在 2024-02-25星期日的 15:32 +0800，Xi Ruoyao写道：
> On Sun, 2024-02-25 at 14:51 +0800, Icenowy Zheng wrote:
> > > From my point of view, I prefer to "restore fstat", because we
> > > need
> > > to
> > > use the Chrome sandbox everyday (even though it hasn't been
> > > upstream
> > > by now). But I also hope "seccomp deep argument inspection" can
> > > be
> > > solved in the future.
> > 
> > My idea is this problem needs syscalls to be designed with deep
> > argument inspection in mind; syscalls before this should be
> > considered
> > as historical error and get fixed by resotring old syscalls.
> 
> I'd not consider fstat an error as using statx for fstat has a
> performance impact (severe for some workflows), and Linus has
> concluded

Sorry for clearance, I mean statx is an error in ABI design, not fstat.

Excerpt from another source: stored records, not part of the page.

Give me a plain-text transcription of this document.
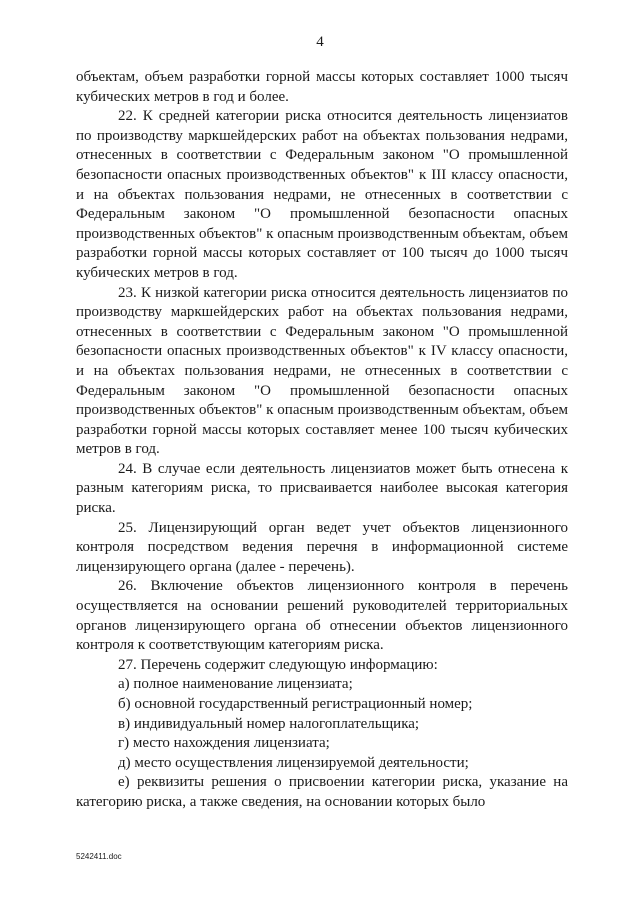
4

объектам, объем разработки горной массы которых составляет 1000 тысяч кубических метров в год и более.

22. К средней категории риска относится деятельность лицензиатов по производству маркшейдерских работ на объектах пользования недрами, отнесенных в соответствии с Федеральным законом "О промышленной безопасности опасных производственных объектов" к III классу опасности, и на объектах пользования недрами, не отнесенных в соответствии с Федеральным законом "О промышленной безопасности опасных производственных объектов" к опасным производственным объектам, объем разработки горной массы которых составляет от 100 тысяч до 1000 тысяч кубических метров в год.

23. К низкой категории риска относится деятельность лицензиатов по производству маркшейдерских работ на объектах пользования недрами, отнесенных в соответствии с Федеральным законом "О промышленной безопасности опасных производственных объектов" к IV классу опасности, и на объектах пользования недрами, не отнесенных в соответствии с Федеральным законом "О промышленной безопасности опасных производственных объектов" к опасным производственным объектам, объем разработки горной массы которых составляет менее 100 тысяч кубических метров в год.

24. В случае если деятельность лицензиатов может быть отнесена к разным категориям риска, то присваивается наиболее высокая категория риска.

25. Лицензирующий орган ведет учет объектов лицензионного контроля посредством ведения перечня в информационной системе лицензирующего органа (далее - перечень).

26. Включение объектов лицензионного контроля в перечень осуществляется на основании решений руководителей территориальных органов лицензирующего органа об отнесении объектов лицензионного контроля к соответствующим категориям риска.

27. Перечень содержит следующую информацию:

а) полное наименование лицензиата;

б) основной государственный регистрационный номер;

в) индивидуальный номер налогоплательщика;

г) место нахождения лицензиата;

д) место осуществления лицензируемой деятельности;

е) реквизиты решения о присвоении категории риска, указание на категорию риска, а также сведения, на основании которых было

5242411.doc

> "if the user wants fstat, give them fstat" for the performance issue:
> 
> https://sourceware.org/pipermail/libc-alpha/2023-September/151365.html
> 
> However we only want fstat (actually "newfstat" in fs/stat.c), and it
> seems we don't want to resurrect newstat, newlstat, newfstatat, etc.
> (or
> am I missing any benefit - performance or "just pleasing seccomp" -
> of
> them comparing to statx?) so we don't want to just define
> __ARCH_WANT_NEW_STAT.  So it seems we need to add some new #if to
> fs/stat.c and include/uapi/asm-generic/unistd.h.
> 
> And no, it's not a design issue of all other syscalls.  It's just the
> design issue of seccomp.  There's no way to design a syscall allowing
> seccomp to inspect a 100-character path in its argument unless
> refactoring seccomp entirely because we cannot fit a 100-character
> path
> into 8 registers.

Well my meaning is that syscalls should be designed to be simple to
prevent this kind of circumstance.

> 
> As at now people do use PTRACE_PEEKDATA for "deep inspection"
> (actually
> "debugging" the target process) but it obviously makes a very severe
> performance impact.
> 
> <rant>
> 
> Today the entire software industry is saying "do things in a
> declarative
> way" but seccomp is completely the opposite.  It's auditing *how* the
> sandboxed application is doing things instead of *what* will be done.
> 
> I've raised my against to seccomp and/or syscall allowlisting several
> times after seeing so many breakages like:
> 
> - https://github.com/NetworkConfiguration/dhcpcd/issues/120
> - https://gitlab.gnome.org/GNOME/tracker-miners/-/issues/252
> - https://blog.pintia.cn/2018/06/27/glibc-segmentation-fault/
> -
> http://web.archive.org/web/20210126121421/http://acm.xidian.edu.cn/discuss/thread.php?tid=148&cid=#
>  (comment 3)
> 
> but people just keep telling me "you are wrong, you don't understand
> security".  Some of them even complain "seccomp is broken" as well
> but
> still keep using it.
> 
> </rant>
>